The impact was harder
on some than on others.
A landmark report published in September 2020 by EdTech Hub
and eLearning Africa surveyed 1 649 educators and ICT professional
across 52 African
countries. When asked which learners would be most educationally disadvantaged by Covid, 44% pointed to those from rural communities; 28% to low-income communities; and 8% to those with special educational needs. Some 12% simply shrugged and said everybody would be equally affected.
The crisis in education
is a particularly nasty
side effect of the latest coronavirus, and its lingering impact will be felt for years to come. The class
of 2020, after all, will make up a large percentage of the workforce in 2025.
In May of the same year, Old Mutual came together to think about how it could influence the post-Covid ‘new normal’ and leave a lasting legacy.
‘The feedback from employees was unanimous: focus on education,’ says Old Mutual Limited CEO Iain Williamson. ‘As a result, we launched an ambitious project to create Africa’s biggest digital classroom, harnessing technology to bring learners, teachers, entrepreneurs and all other interested stakeholders together to create a platform of shared learning and shared value to
create a valuable resource for the continent.’
The EdTech Hub/ eLearning Africa survey also asked respondents to predict the most significant long-term educational effect of the Covid-19 pandemic in their country. The difference between
the ones who said it would damage education systems (19%) and the ones who said it would bring new opportunities (15%) wasn’t at all vast.
The experts we spoke
to had similar reactions.

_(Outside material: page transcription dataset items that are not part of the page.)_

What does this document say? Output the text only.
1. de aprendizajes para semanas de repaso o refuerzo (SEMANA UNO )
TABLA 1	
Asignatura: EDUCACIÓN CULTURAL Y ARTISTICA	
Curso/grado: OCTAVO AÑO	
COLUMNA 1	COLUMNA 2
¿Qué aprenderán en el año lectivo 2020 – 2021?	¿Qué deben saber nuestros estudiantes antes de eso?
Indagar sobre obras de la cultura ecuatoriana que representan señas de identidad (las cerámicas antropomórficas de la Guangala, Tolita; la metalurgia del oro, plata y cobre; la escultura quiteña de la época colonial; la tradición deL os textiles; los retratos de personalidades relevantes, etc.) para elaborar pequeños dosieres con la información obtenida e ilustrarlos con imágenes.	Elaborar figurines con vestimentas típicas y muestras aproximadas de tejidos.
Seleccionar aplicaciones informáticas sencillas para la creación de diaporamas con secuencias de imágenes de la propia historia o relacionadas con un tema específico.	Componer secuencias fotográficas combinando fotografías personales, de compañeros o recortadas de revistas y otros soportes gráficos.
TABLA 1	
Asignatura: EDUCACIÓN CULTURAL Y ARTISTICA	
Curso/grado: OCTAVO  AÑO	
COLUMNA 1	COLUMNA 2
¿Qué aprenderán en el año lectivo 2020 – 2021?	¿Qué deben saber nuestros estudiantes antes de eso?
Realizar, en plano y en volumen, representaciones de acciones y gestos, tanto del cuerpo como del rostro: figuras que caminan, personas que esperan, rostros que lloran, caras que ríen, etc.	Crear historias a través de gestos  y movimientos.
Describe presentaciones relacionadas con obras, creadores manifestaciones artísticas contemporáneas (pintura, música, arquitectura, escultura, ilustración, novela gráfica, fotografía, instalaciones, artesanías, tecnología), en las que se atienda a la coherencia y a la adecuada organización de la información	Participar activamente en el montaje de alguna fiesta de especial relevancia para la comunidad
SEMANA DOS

Craig Paxton runs Axium Education based in the rural village of Zithulele
in South Africa’s Eastern Cape. Vivian Onano
works with learners and educators in Kenya. Fergus Sampson works at Curro,
a group of private schools that enjoyed a relatively seamless transition to digital learning. Nic Spaull is an education researcher at Stellenbosch University. All four have their concerns about what has happened in education. All four remain optimistic about the future.